少子化対策のキモは「結婚にメリットがない」派の意識改革?
教えて!goo ウォッチ

結婚にはメリットがないからしない。そう語る人に出くわすことがある。メリットがあれば結婚するのか、そもそも結婚のメリットとは何か。いろいろと根深い問題がありそうだ。今回は「教えて!goo」に寄せられた質問「結婚にメリットないと言う人への対策」をご紹介しよう。

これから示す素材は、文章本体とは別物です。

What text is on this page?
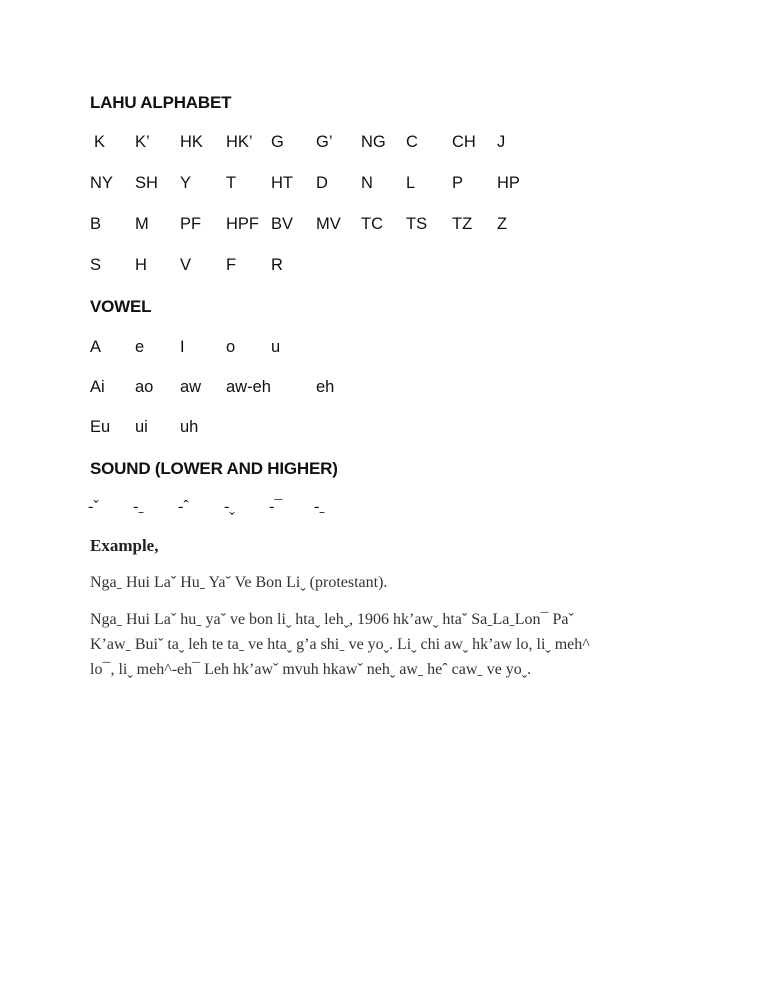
LAHU ALPHABET
K K’ HK HK’ G G’ NG C CH J
NY SH Y T HT D N L P HP
B M PF HPF BV MV TC TS TZ Z
S H V F R
VOWEL
A e I	o u
Ai ao aw aw-eh	eh
Eu ui uh
SOUND (LOWER AND HIGHER)
-ˇ -ˍ -ˆ -ˬ -¯ -ˍ
Example,
Ngaˍ Hui Laˇ Huˍ Yaˇ Ve Bon Liˬ (protestant).
Ngaˍ Hui Laˇ huˍ yaˇ ve bon liˬ htaˬ lehˬ, 1906 hk’awˬ htaˇ SaˍLaˍLon¯ Paˇ
K’awˍ Buiˇ taˬ leh te taˍ ve htaˬ g’a shiˍ ve yoˬ. Liˬ chi awˬ hk’aw lo, liˬ meh^
lo¯, liˬ meh^-eh¯ Leh hk’awˇ mvuh hkawˇ nehˬ awˍ heˆ cawˍ ve yoˬ.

これまで国はさまざまな「少子化対策」に取り組んできた。しかし、何の効果も出ていないのでは、と相談者さんは厳しい。本来やるべきは「結婚にメリットがないから、結婚しない」人に対し、結婚にメリットを付加させるような施策や、結婚のあり方の見直しではないか、という。建前ばかりの少子化対策についてどう思うか、と尋ねている。

■結婚がいいものだと思えない背景

まずは、そもそも少子化対策をすべきではない、とする声から見てみたい。

「そもそも日本の人口は5000万がいいところですよ。国が生き延びるにはまず食料自給率が100%を超えなければなりません(中略)世界的な温暖化で砂漠化が進んでおり、食糧生産国では過酷な生産で今や風前の灯火、となれば輸出価格を上げるしかなく、食糧を生産できない日本は高額な食糧を買うしかなくなります」(michael-mさん)

世界が変わっていく今、食料自給率の低い日本で、これ以上人口が増えては大変なことになる、と危惧しているようだ。

「メリットを与えすぎる、助け過ぎだから自由が増える。故に離婚が増えて、子どもは結婚がいいものと思えない」(toshipeeさん)

すでに国は国民に対し「過保護」である、と主張する人もいる。その過保護が逆に離婚を増加させ、結婚にネガティブなイメージを持ちやすくなる、と。実際、結婚したくない人からは「結婚にメリットがないから」という見解を聞くことがある。それについては、以下のような厳しい声もあるが……。

「メリットがないと言っている人は、恐らく結婚できない自分に対する『対外的な自己弁護』だと思います。メリットがないと言っておけば、自分が原因で結婚できないことをボカすことができますからね」(localtombiさん)

■少子化の原因は複雑

最後に、こんな意見を紹介して締めたい。

「少子化の原因は一つではありません。色々な原因が重なって発生したものです。夫婦間の子供の数は1970年から現在まであまり変わっていません。つまり、少子化の原因は婚姻の減少にあるのです(中略)他にも必要性の減少とか、非正規が増えた、とか言う原因も挙げられています。メリットを与えれば、少子化が解消されるというほど単純な問題ではありません」(tanzou2さん)

少子化は結婚しない生き方を選ぶ人が出てきているから、というだけで起きている問題ではない。社会のあり方や人々の生き方、働き方、考え方……さまざまな変化が絡み合って起きている現象だ。

だからこそ、結婚というひとつの制度にテコ入れするだけでは、うまく解決していかない。そして、国だけではどうにもならない。時間はかかるだろうが、国と民間が連携して、一つひとつの問題をつぶしていくことが必要不可欠ではないかと思えてならない。